Researchers showed that the number of birds nesting near the ground and in the undergrowth decreased even with a slight increase in the area of invasion. Homogenisation of the habitats by Caucasian hogweed, which are similar to shrubs, was used by birds that nest and feed in shrubs. Birds feeding in the treetops chose the fragmentation of forest habitats at the largest areas of the invasion.
Researchers demonstrated a negative effect of habitat diversity (in terms of number of patches) on the total number of birds, and a non-linear and negative impact of the number of habitat patches on species associated with undergrowth and ecotone in the largest invasion areas.
They emphasize that this is in contradiction with the results of many previous studies by other authors, according to which habitat diversity promotes biodiversity.
In their opinion, the recommendation of maintaining heterogeneous meadows to the benefit of bird diversity and abandoning homogeneous meadows preferred by few habitat specialists may not work in areas with the Caucasian hogweed problem.
The studies also revealed a positive effect of less than one hectare of agricultural crops on the number of birds nesting near the ground. Larger cultivation areas had a negative effect on these birds.
Dr. Grzędzicka said that fragmentation of agricultural crops typical of extensive agriculture (with protection of balks, crop rotation, etc.) has a positive effect on birds associated with open areas, if there is a problem of hogweed invasion.
The population of Sosnowsky's hogweed in Poland is growing, and the scale of its presence is illustrated, among other things, by Internet database and map http://mapa.barszcz.edu.pl. The General Directorate for Environmental Protection, as every year in the summer season, warns about Sosnowsky's hogweed, saying “It is an invasive alien species that contains toxic substances - dangerous to the health and life of both humans and animals.”
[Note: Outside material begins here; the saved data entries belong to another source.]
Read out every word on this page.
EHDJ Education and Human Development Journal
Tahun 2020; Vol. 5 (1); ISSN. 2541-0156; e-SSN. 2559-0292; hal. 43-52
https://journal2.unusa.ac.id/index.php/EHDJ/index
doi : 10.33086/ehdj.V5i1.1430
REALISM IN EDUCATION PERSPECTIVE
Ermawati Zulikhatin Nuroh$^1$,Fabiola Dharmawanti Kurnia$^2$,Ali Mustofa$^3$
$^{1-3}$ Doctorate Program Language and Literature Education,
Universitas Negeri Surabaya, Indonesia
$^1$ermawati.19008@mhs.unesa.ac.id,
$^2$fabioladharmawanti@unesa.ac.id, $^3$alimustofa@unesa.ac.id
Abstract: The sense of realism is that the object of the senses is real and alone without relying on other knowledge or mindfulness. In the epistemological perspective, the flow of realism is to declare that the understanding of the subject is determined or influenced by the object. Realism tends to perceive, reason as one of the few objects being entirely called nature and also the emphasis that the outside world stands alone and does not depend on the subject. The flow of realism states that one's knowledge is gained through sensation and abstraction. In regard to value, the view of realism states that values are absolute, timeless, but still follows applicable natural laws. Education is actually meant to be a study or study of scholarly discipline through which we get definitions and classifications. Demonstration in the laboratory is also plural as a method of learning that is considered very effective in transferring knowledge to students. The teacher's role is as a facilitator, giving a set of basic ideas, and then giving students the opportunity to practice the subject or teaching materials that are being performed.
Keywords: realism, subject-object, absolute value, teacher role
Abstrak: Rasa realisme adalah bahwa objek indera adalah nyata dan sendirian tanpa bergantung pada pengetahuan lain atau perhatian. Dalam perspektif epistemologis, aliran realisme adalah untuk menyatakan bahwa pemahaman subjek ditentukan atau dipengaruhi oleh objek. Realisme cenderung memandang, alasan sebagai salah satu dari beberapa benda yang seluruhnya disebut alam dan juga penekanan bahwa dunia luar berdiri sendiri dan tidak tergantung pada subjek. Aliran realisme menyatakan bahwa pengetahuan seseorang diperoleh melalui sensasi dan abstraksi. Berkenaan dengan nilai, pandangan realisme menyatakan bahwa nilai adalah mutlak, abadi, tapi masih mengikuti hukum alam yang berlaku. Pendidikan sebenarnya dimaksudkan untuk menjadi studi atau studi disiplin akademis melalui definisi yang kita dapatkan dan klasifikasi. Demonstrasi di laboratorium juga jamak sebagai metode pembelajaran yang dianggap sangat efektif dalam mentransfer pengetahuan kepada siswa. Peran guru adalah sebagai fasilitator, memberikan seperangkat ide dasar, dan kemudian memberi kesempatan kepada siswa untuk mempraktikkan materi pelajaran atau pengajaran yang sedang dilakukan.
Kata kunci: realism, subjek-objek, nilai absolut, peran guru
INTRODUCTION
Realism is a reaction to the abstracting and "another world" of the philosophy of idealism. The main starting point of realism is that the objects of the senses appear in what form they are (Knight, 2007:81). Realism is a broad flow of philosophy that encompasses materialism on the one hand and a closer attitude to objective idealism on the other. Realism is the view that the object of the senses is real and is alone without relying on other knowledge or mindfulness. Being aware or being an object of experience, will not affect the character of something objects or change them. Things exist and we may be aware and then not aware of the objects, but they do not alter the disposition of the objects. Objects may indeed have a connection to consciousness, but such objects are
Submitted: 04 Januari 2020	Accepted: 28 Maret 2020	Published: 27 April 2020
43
Environmental protection specialist and co-author of the map, Izabela Sachajdakiewicz, said: “Research based on forecasts and mathematical models shows that there is practically no place in Poland that could not be inhabited by hogweed. This is confirmed by the distribution of sites (reports) in the database, which is relatively even in our country. I includes both urban areas, including large agglomerations, as well as rural ones.”